Dal 30 maggio al 25 giugno la Fondazione INDA propone cinque appuntamenti gratuiti con registi, attori, traduttori e studiosi per riflettere sulla scena e sulla traduzione del teatro classico
Torna anche nel 2026 la rassegna “Incontri all’Orecchio di Dionisio”, organizzata dalla Fondazione INDA a cura di Margherita Rubino. Cinque appuntamenti, tutti a ingresso libero con prenotazione obbligatoria, che dal 30 maggio al 25 giugno porteranno nell’area del Parco archeologico della Neapolis di Siracusa registi, attori, traduttori e studiosi a confrontarsi sui temi del teatro classico a partire dagli spettacoli in scena al Teatro Greco. Il filo conduttore della rassegna è “Registi, interpreti, traduttori”: un invito a guardare il teatro antico non solo come testo da preservare, ma come materia viva che cambia forma a ogni allestimento e a ogni traduzione.
Si comincia sabato 30 maggio alle 18 con “Il primo e l’ultimo Sofocle”, dialogo tra il regista Luca Micheletti e il grecista Francesco Morosi. Micheletti, che la prossima stagione dirigerà il Filottete, ripercorrerà il percorso di un autore che ha attraversato tutto il teatro greco classico, dall’esordio all’ultimo lavoro.
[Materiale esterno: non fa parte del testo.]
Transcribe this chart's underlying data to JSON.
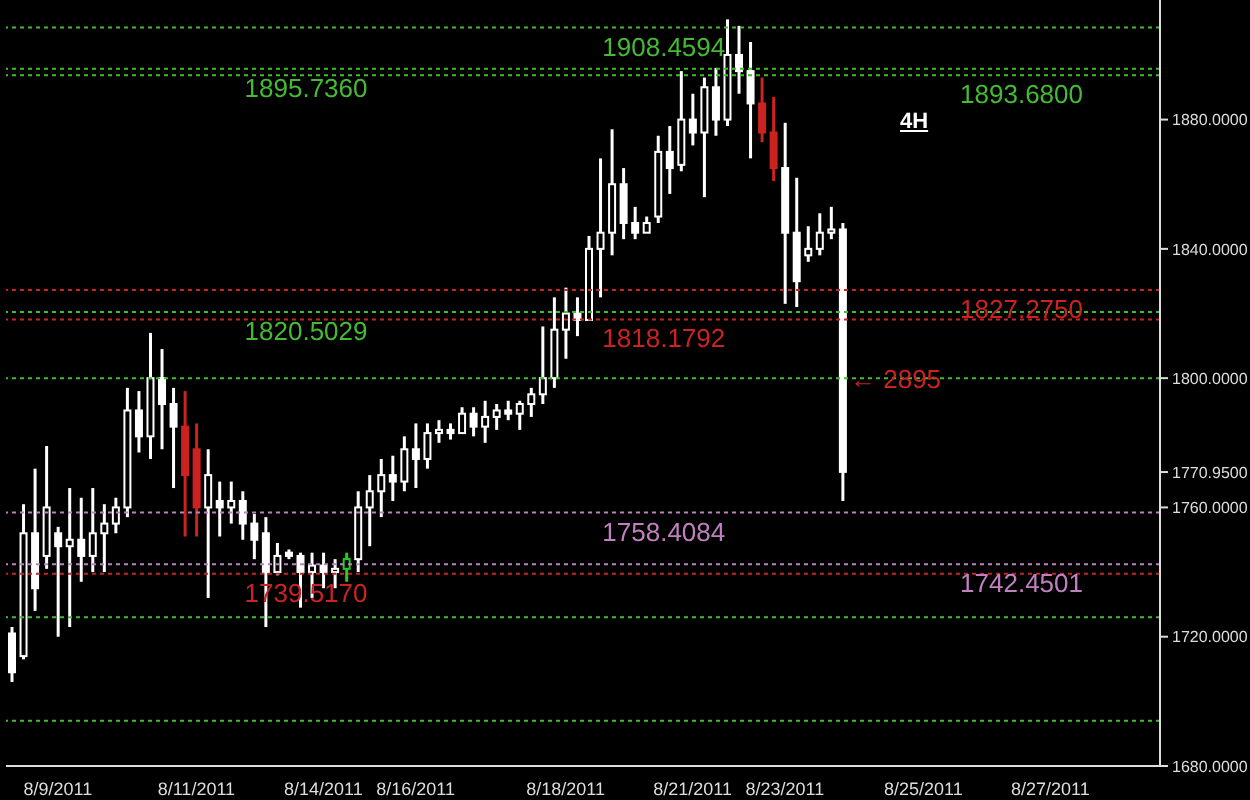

Mercoledì 3 giugno alle 18 è la volta di Amanda Sandrelli, che in “Le mie eroine greche” converserà con Margherita Rubino sulle letture e le interpretazioni che l’hanno accompagnata nel rapporto con i personaggi femminili del teatro antico, da attrice che ha fatto del classico una parte centrale del proprio percorso.
Giovedì 11 giugno alle 18 Walter Lapini e Iacopo Gori affronteranno “Tradurre I Persiani, tremila anni dopo”, un dialogo sulla difficoltà e la necessità di riportare in italiano un testo che racconta la sconfitta persiana con gli occhi del vinto, ancora capace di parlare al presente.
Il 18 giugno alle 18 Giuliano Peparini e Caterina Mordeglia si confronteranno su “Percorrere le Metamorfosi”, in vista del progetto site specific che Peparini porterà in scena al Parco archeologico della Neapolis dal 21 giugno al 5 luglio.
La rassegna si conclude giovedì 25 giugno alle 18 con “Vincitori e vinti: la guerra e la fragilità della vita”, incontro promosso da Eni in collaborazione con INDA e il Parco archeologico della Neapolis. Al tavolo Anna Bonaiuto, Giulio Guidorizzi, Olimpia Imperio, Lucia Nardi, Giuseppe Sartori ed Emanuele Trevi.